First living will registered in Kanpur after Supreme Court ruling on euthanasia
In his will, an advocate gave all the legal powers to his junior to decide about his treatment and well being in case he fell seriously ill.india Updated: Mar 19, 2018 18:40 IST
The first living will was registered in the city on Saturday following the Supreme Court’s landmark judgement on passive euthanasia on March 9 stating that a terminally-ill patient or a person in persistent vegetative state can execute an “advance medical directive” or a “living will” to refuse medical treatment.
The living will is a written document and gives the right to any person to make a will in favour of somebody for taking decision with regard to his treatment in case he suffers from a serious disease and is unable to take decision on his own. As of now, a will is executable only after the death of the person concerned.

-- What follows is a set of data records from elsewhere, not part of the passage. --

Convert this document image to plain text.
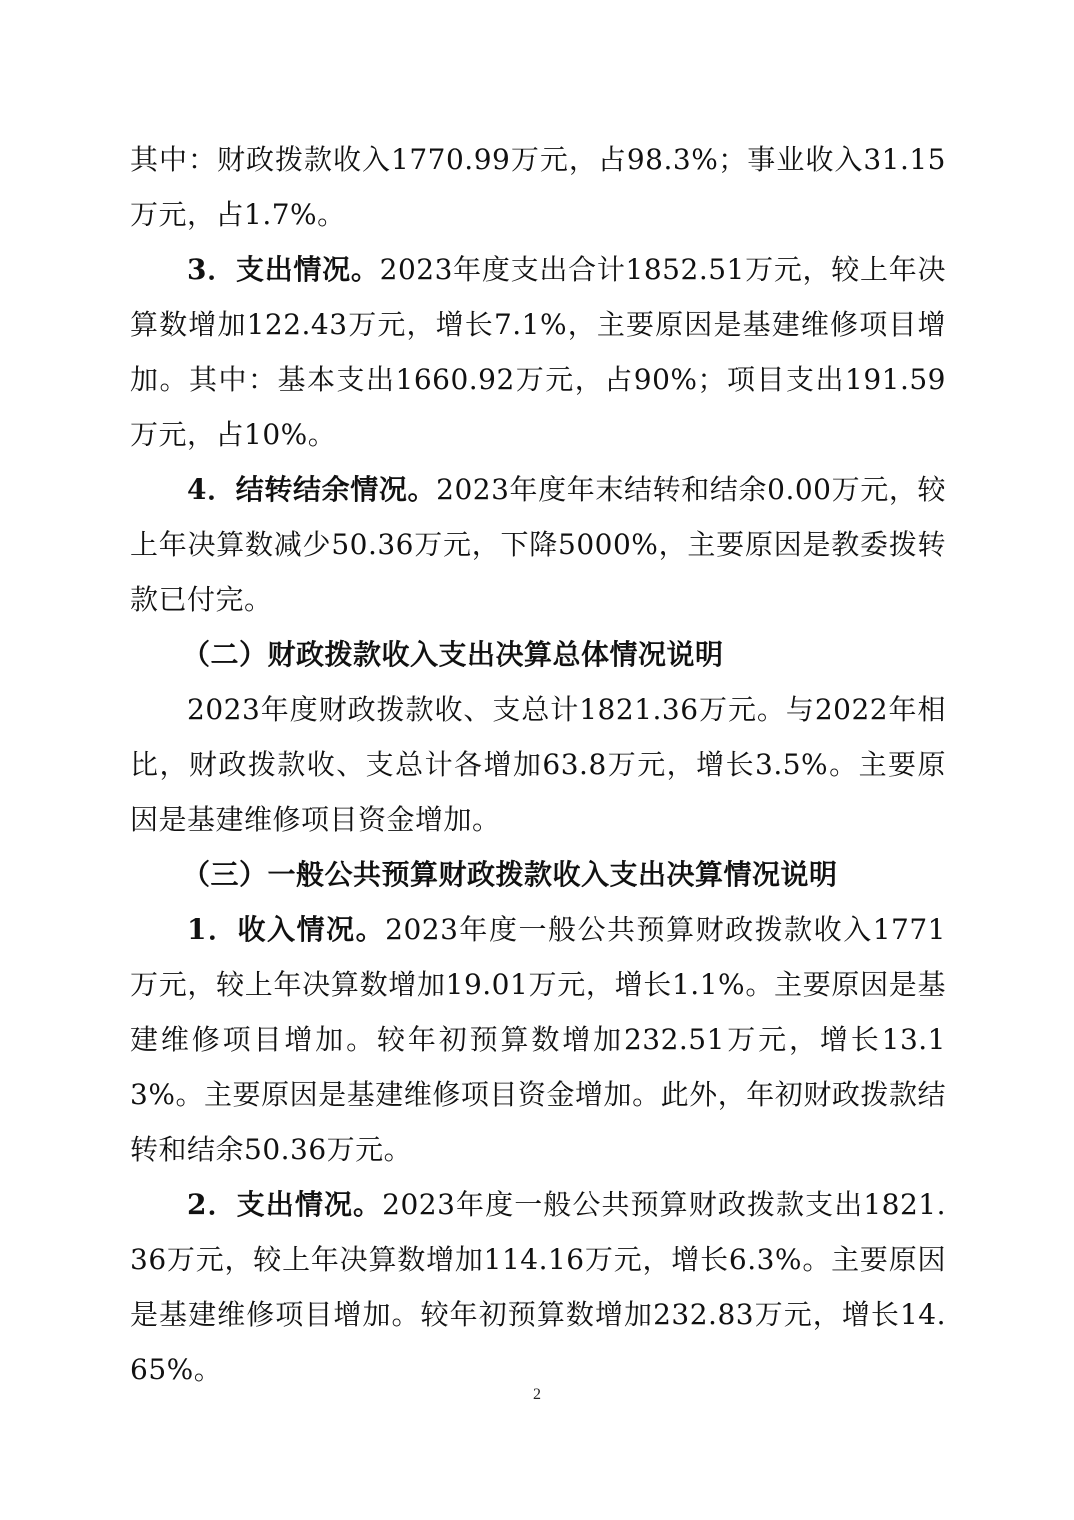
其中：财政拨款收入1770.99万元，占98.3%；事业收入31.15万元，占1.7%。

3．支出情况。2023年度支出合计1852.51万元，较上年决算数增加122.43万元，增长7.1%，主要原因是基建维修项目增加。其中：基本支出1660.92万元，占90%；项目支出191.59万元，占10%。

4．结转结余情况。2023年度年末结转和结余0.00万元，较上年决算数减少50.36万元，下降5000%，主要原因是教委拨转款已付完。

（二）财政拨款收入支出决算总体情况说明

2023年度财政拨款收、支总计1821.36万元。与2022年相比，财政拨款收、支总计各增加63.8万元，增长3.5%。主要原因是基建维修项目资金增加。

（三）一般公共预算财政拨款收入支出决算情况说明

1．收入情况。2023年度一般公共预算财政拨款收入1771万元，较上年决算数增加19.01万元，增长1.1%。主要原因是基建维修项目增加。较年初预算数增加232.51万元，增长13.13%。主要原因是基建维修项目资金增加。此外，年初财政拨款结转和结余50.36万元。

2．支出情况。2023年度一般公共预算财政拨款支出1821.36万元，较上年决算数增加114.16万元，增长6.3%。主要原因是基建维修项目增加。较年初预算数增加232.83万元，增长14.65%。

2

Advocate Sharad Kumar Tripathi (35) made the will which was registered with Zone III of the office of the deputy registrar in Kanpur.

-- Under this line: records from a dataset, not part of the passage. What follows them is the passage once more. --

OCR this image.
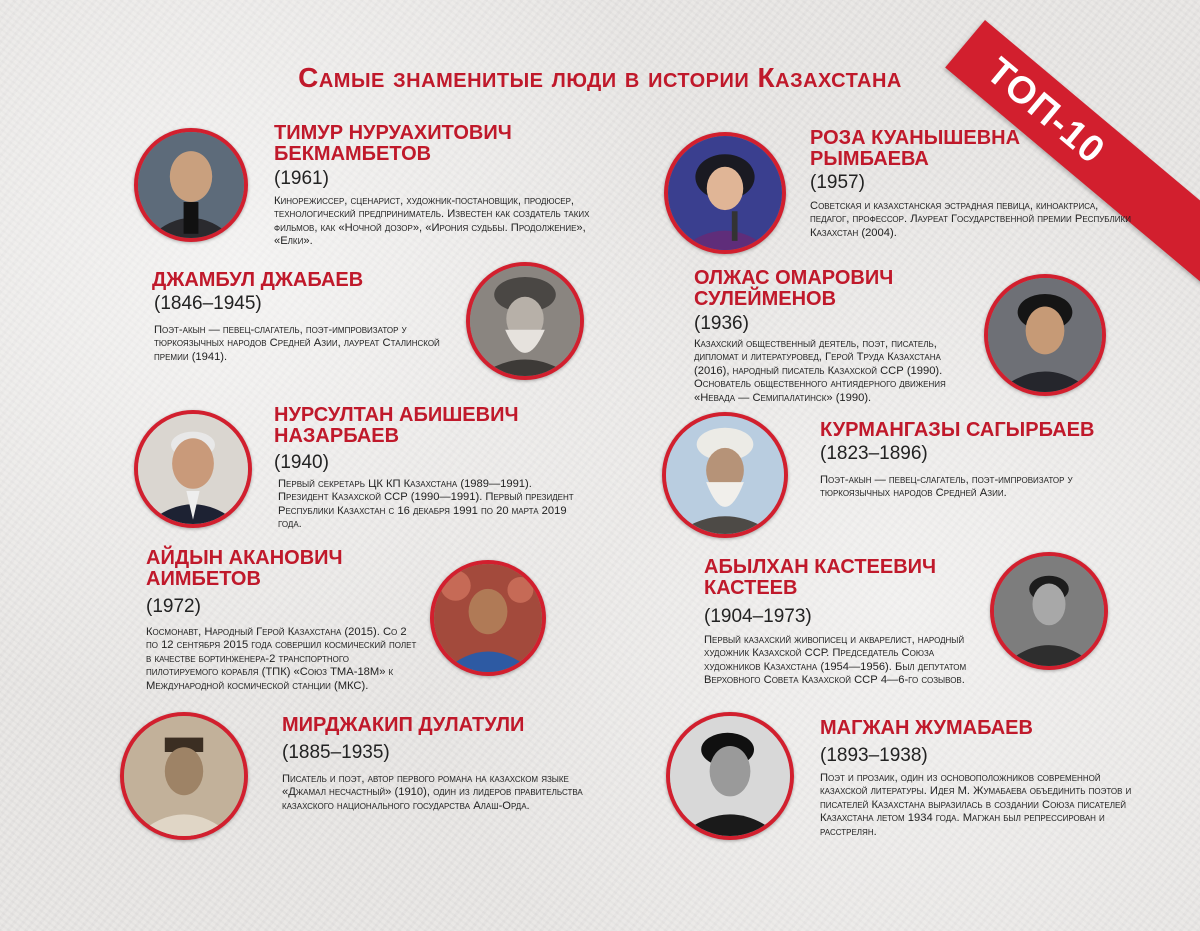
ТОП-10
Самые знаменитые люди в истории Казахстана
ТИМУР НУРУАХИТОВИЧ БЕКМАМБЕТОВ
(1961)

Кинорежиссер, сценарист, художник-постановщик, продюсер, технологический предприниматель. Известен как создатель таких фильмов, как «Ночной дозор», «Ирония судьбы. Продолжение», «Елки».

ДЖАМБУЛ ДЖАБАЕВ
(1846–1945)

Поэт-акын — певец-слагатель, поэт-импровизатор у тюркоязычных народов Средней Азии, лауреат Сталинской премии (1941).

НУРСУЛТАН АБИШЕВИЧ НАЗАРБАЕВ
(1940)

Первый секретарь ЦК КП Казахстана (1989—1991). Президент Казахской ССР (1990—1991). Первый президент Республики Казахстан с 16 декабря 1991 по 20 марта 2019 года.

АЙДЫН АКАНОВИЧ АИМБЕТОВ
(1972)

Космонавт, Народный Герой Казахстана (2015). Со 2 по 12 сентября 2015 года совершил космический полет в качестве бортинженера-2 транспортного пилотируемого корабля (ТПК) «Союз ТМА-18М» к Международной космической станции (МКС).

МИРДЖАКИП ДУЛАТУЛИ
(1885–1935)

Писатель и поэт, автор первого романа на казахском языке «Джамал несчастный» (1910), один из лидеров правительства казахского национального государства Алаш-Орда.

РОЗА КУАНЫШЕВНА РЫМБАЕВА
(1957)

Советская и казахстанская эстрадная певица, киноактриса, педагог, профессор. Лауреат Государственной премии Республики Казахстан (2004).

ОЛЖАС ОМАРОВИЧ СУЛЕЙМЕНОВ
(1936)

Казахский общественный деятель, поэт, писатель, дипломат и литературовед, Герой Труда Казахстана (2016), народный писатель Казахской ССР (1990). Основатель общественного антиядерного движения «Невада — Семипалатинск» (1990).

КУРМАНГАЗЫ САГЫРБАЕВ
(1823–1896)

Поэт-акын — певец-слагатель, поэт-импровизатор у тюркоязычных народов Средней Азии.

АБЫЛХАН КАСТЕЕВИЧ КАСТЕЕВ
(1904–1973)

Первый казахский живописец и акварелист, народный художник Казахской ССР. Председатель Союза художников Казахстана (1954—1956). Был депутатом Верховного Совета Казахской ССР 4—6-го созывов.

МАГЖАН ЖУМАБАЕВ
(1893–1938)

Поэт и прозаик, один из основоположников современной казахской литературы. Идея М. Жумабаева объединить поэтов и писателей Казахстана выразилась в создании Союза писателей Казахстана летом 1934 года. Магжан был репрессирован и расстрелян.
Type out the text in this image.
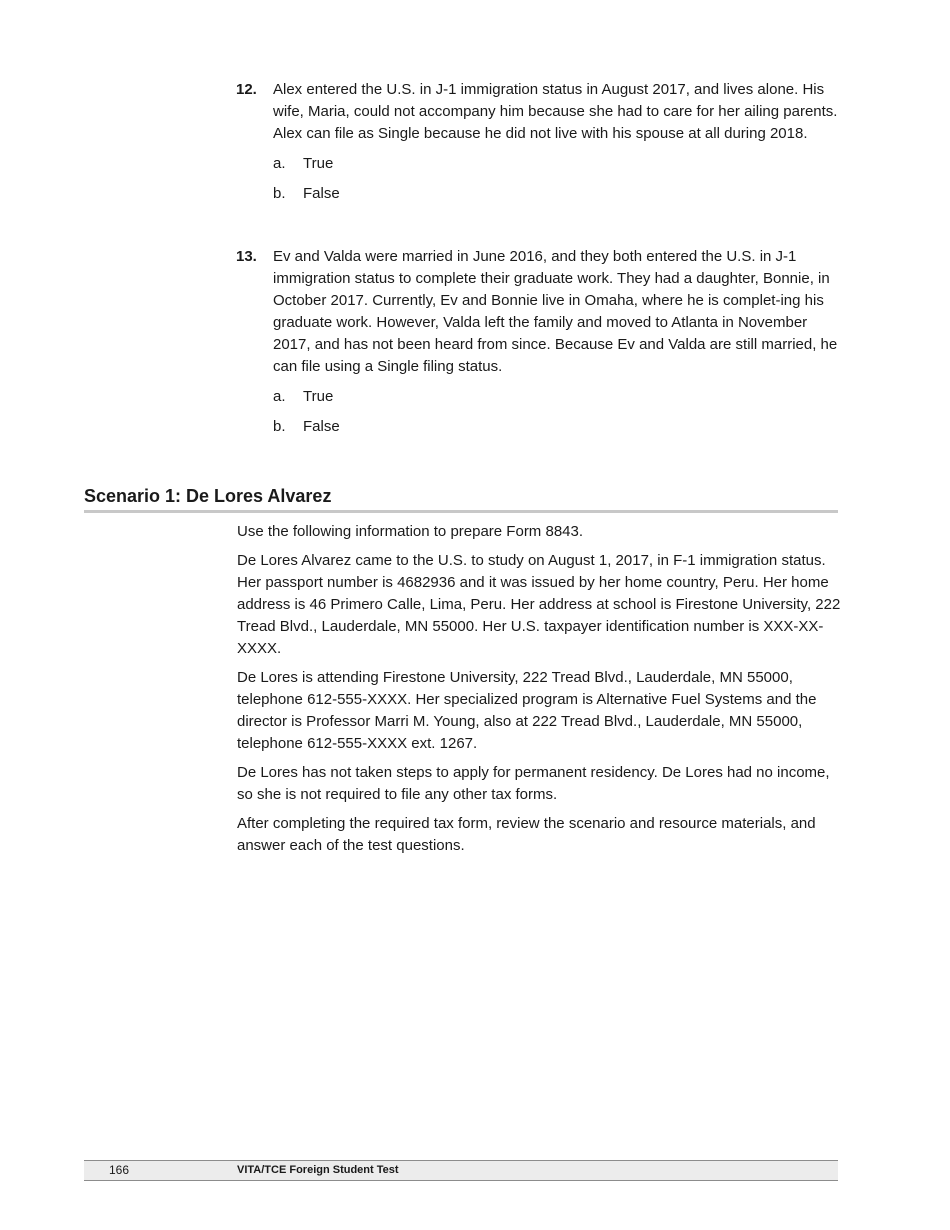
12. Alex entered the U.S. in J-1 immigration status in August 2017, and lives alone. His wife, Maria, could not accompany him because she had to care for her ailing parents. Alex can file as Single because he did not live with his spouse at all during 2018.
a. True
b. False
13. Ev and Valda were married in June 2016, and they both entered the U.S. in J-1 immigration status to complete their graduate work. They had a daughter, Bonnie, in October 2017. Currently, Ev and Bonnie live in Omaha, where he is complet-ing his graduate work. However, Valda left the family and moved to Atlanta in November 2017, and has not been heard from since. Because Ev and Valda are still married, he can file using a Single filing status.
a. True
b. False
Scenario 1: De Lores Alvarez

Use the following information to prepare Form 8843.

De Lores Alvarez came to the U.S. to study on August 1, 2017, in F-1 immigration status. Her passport number is 4682936 and it was issued by her home country, Peru. Her home address is 46 Primero Calle, Lima, Peru. Her address at school is Firestone University, 222 Tread Blvd., Lauderdale, MN 55000. Her U.S. taxpayer identification number is XXX-XX-XXXX.

De Lores is attending Firestone University, 222 Tread Blvd., Lauderdale, MN 55000, telephone 612-555-XXXX. Her specialized program is Alternative Fuel Systems and the director is Professor Marri M. Young, also at 222 Tread Blvd., Lauderdale, MN 55000, telephone 612-555-XXXX ext. 1267.

De Lores has not taken steps to apply for permanent residency. De Lores had no income, so she is not required to file any other tax forms.

After completing the required tax form, review the scenario and resource materials, and answer each of the test questions.

166	VITA/TCE Foreign Student Test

Deputy registrar VS Verma said the living will was registered on Special Power of Attorney because currently there is no provision of registering a living will in the existing software but all the registration work was done online.
In his will, Tripathi gave all rights to one of his juniors, Amitesh Singh Senger. Jitendra Shukla and Gopal Prajapati were witnesses.

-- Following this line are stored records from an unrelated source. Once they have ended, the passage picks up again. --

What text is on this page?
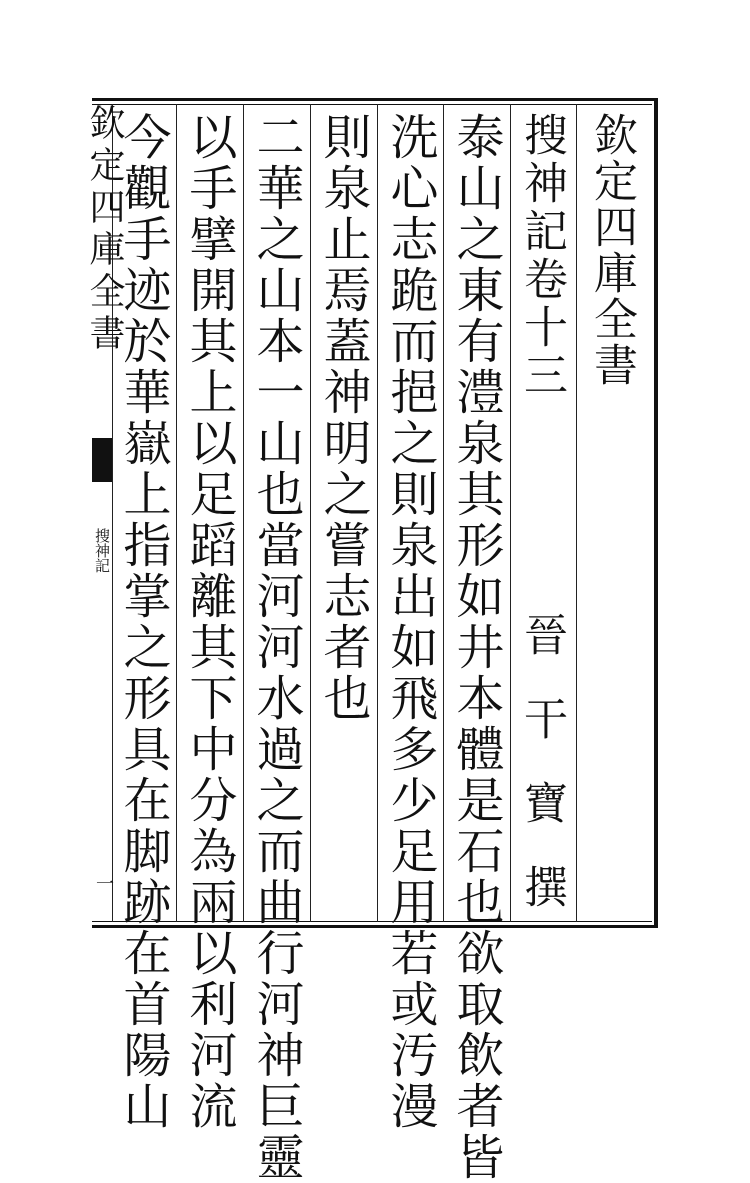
欽定四庫全書
搜神記
一
欽定四庫全書
搜神記卷十三
晉干寶撰
泰山之東有澧泉其形如井本體是石也欲取飲者皆
洗心志跪而挹之則泉出如飛多少足用若或汚漫
則泉止焉蓋神明之嘗志者也
二華之山本一山也當河河水過之而曲行河神巨靈
以手擘開其上以足蹈離其下中分為兩以利河流
今觀手迹於華嶽上指掌之形具在脚跡在首陽山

Asked as why did he did not name his wife or any other close relative in the will, he said a living will could be made in anyone’s name who is close to the will maker.
“My junior is the most trusted one and he can never think ill of me. Hence, I chose him for the living will,” he said.
In the will, Tripathi wrote that if he fell sick, went into coma or lost his mental equilibrium and was unable to take any decision about his treatment, his nominee would have all the legal powers to decide about his treatment and well being.
A five-judge bench of the Supreme Court in its decision had approved passive euthanasia on a petition filed by Common Cause and had also allowed one to make a living will saying that the right to live with dignity also includes “smoothening” the process of dying.